HRC44: Freedom of expression and COVID-19

HRC44: Freedom of expression and COVID-19 - Civic Space

Summary

ARTICLE 19’s full statement for the interactive dialogue with the UN Special Rapporteur on freedom of opinion and expression at the 44th Session of the Human Rights Council. The Special Rapporteur’s annual report expressed concern that measures taken by States to combat COVID-19 often fail to reach the international standards of legality, necessity and proportionality.

ARTICLE 19 commends the Special Rapporteur for his report. The COVID-19 virus emerged into environments already fraught with censorship and denigration of dissent or political opposition. As the virus has spread around the globe, too many States have taken the wrong path and used the pandemic as an opportunity to intensify repression of freedom of expression. From mass arrests of journalists and activists to internet shutdowns, we fear that the virus has too often become a “pathogen of repression”.

In Thailand, emergency measures banning public gatherings and containing vague prohibitions on ‘false news’ have been used to initiate criminal proceedings against dozens of peaceful protesters and ordinary citizens. This includes 3 activists from the Student Union of Thailand who have faced arrests, surveillance and other forms of harassment for participating in a rally concerning the disappearance of an exiled activist. The Emergency Decree has been repeatedly extended, despite there being no domestically transmitted case of COVID-19 recorded in more than a month.
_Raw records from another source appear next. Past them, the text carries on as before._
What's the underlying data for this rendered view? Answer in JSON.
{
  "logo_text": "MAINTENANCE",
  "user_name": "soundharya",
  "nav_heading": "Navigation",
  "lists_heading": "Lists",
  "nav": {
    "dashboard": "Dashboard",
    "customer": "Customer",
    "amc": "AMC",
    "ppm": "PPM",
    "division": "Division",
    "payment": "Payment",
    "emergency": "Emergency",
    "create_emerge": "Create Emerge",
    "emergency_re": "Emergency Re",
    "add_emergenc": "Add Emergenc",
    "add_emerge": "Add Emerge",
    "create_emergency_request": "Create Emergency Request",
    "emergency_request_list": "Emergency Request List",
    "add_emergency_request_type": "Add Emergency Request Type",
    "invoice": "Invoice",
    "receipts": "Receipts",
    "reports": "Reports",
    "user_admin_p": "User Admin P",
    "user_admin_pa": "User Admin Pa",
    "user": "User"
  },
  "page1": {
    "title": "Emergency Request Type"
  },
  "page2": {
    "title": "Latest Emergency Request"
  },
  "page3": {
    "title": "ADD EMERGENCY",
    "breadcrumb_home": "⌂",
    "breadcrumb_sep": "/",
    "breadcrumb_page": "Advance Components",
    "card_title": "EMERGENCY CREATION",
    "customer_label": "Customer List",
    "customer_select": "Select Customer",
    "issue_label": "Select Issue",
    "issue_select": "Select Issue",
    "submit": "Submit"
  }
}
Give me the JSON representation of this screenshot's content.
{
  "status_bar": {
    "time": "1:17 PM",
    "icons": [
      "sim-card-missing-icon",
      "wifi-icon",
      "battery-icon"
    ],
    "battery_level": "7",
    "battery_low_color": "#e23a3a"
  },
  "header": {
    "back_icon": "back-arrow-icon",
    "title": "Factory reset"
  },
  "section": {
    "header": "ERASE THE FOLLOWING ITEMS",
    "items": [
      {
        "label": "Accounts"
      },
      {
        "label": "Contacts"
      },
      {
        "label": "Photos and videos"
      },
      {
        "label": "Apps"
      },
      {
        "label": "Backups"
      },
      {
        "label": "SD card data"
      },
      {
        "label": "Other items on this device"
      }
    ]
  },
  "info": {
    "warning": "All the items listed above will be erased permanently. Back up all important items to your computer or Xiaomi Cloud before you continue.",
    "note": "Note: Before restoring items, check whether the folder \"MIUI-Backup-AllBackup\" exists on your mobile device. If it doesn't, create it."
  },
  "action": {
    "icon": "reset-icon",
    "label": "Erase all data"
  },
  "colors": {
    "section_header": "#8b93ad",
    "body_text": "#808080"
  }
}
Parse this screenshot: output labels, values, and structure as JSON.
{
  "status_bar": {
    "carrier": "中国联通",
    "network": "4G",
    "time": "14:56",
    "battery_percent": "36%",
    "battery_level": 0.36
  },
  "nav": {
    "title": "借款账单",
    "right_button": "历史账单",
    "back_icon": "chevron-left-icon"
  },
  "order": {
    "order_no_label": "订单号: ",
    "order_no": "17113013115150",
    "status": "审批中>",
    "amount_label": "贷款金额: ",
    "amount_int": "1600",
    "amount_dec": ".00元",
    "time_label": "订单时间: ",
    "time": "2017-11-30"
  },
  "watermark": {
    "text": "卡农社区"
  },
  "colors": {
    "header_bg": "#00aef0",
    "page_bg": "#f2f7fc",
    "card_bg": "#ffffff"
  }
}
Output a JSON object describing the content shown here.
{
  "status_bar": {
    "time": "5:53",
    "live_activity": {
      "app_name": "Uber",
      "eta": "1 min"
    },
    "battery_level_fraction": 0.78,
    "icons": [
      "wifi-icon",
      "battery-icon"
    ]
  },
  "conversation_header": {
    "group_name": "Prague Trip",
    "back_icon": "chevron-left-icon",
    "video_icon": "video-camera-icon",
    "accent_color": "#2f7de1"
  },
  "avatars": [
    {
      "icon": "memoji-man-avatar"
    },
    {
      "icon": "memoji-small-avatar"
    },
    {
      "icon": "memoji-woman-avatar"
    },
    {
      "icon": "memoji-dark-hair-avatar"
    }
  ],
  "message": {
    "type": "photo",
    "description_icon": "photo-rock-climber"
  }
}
In Turkey, the pandemic has been used as a pretext to further crackdown on dissent, with several journalists and scores of social media users arrested under vague notions of “causing fear and panic in society”. Over 102 journalists and media workers remain in detention with unprecedented health risks, including Ahmet Altan and Nedim Turfent, despite the release of tens of thousands of other prisoners from overcrowded facilities amidst the pandemic.

In Kyrgyzstan, a new Law on Manipulating Information has been passed during the COVID-19 State of Emergency without full parliamentary scrutiny. The law, premised on combatting misinformation, contains a number of overbroad and vague terms and gives the authorities the power to block access to internet sites and shut down social media accounts without any due process.

In Brazil, the deterioration of the socio-economic situation due to a lack of governmental responsibility and management on the pandemic has led to online and offline protests, including demonstrations from health professionals. In Rio de Janeiro,10 health professionals have been detained by the police.

In Mexico, the crisis has exposed the existing fractures in the protection of journalists. Since the beginning of the pandemic, 2 journalists have been killed and more than 180 have been attacked. In 69% of cases, the main aggressors were State agents.

In other countries across Central America – including El Salvador, Guatemala and Honduras – legal mechanisms and decrees have been used to infringe disproportionate and unnecessary restrictions on freedom of expression, while attacks on human rights defenders and journalists have been accentuated during the crisis.

We remind this Council that all measures taken in response to the pandemic must meet the standards of legality, necessity and proportionality.

Special Rapporteur, ARTICLE 19 takes this opportunity to thank you for your invaluable contributions to the promotion and protection freedom of expression. Over the past six years, your cutting-edge reports – on issues from anonymity and encryption, to online content regulation, to surveillance – have shaped progressive international standards, particularly for the digital age.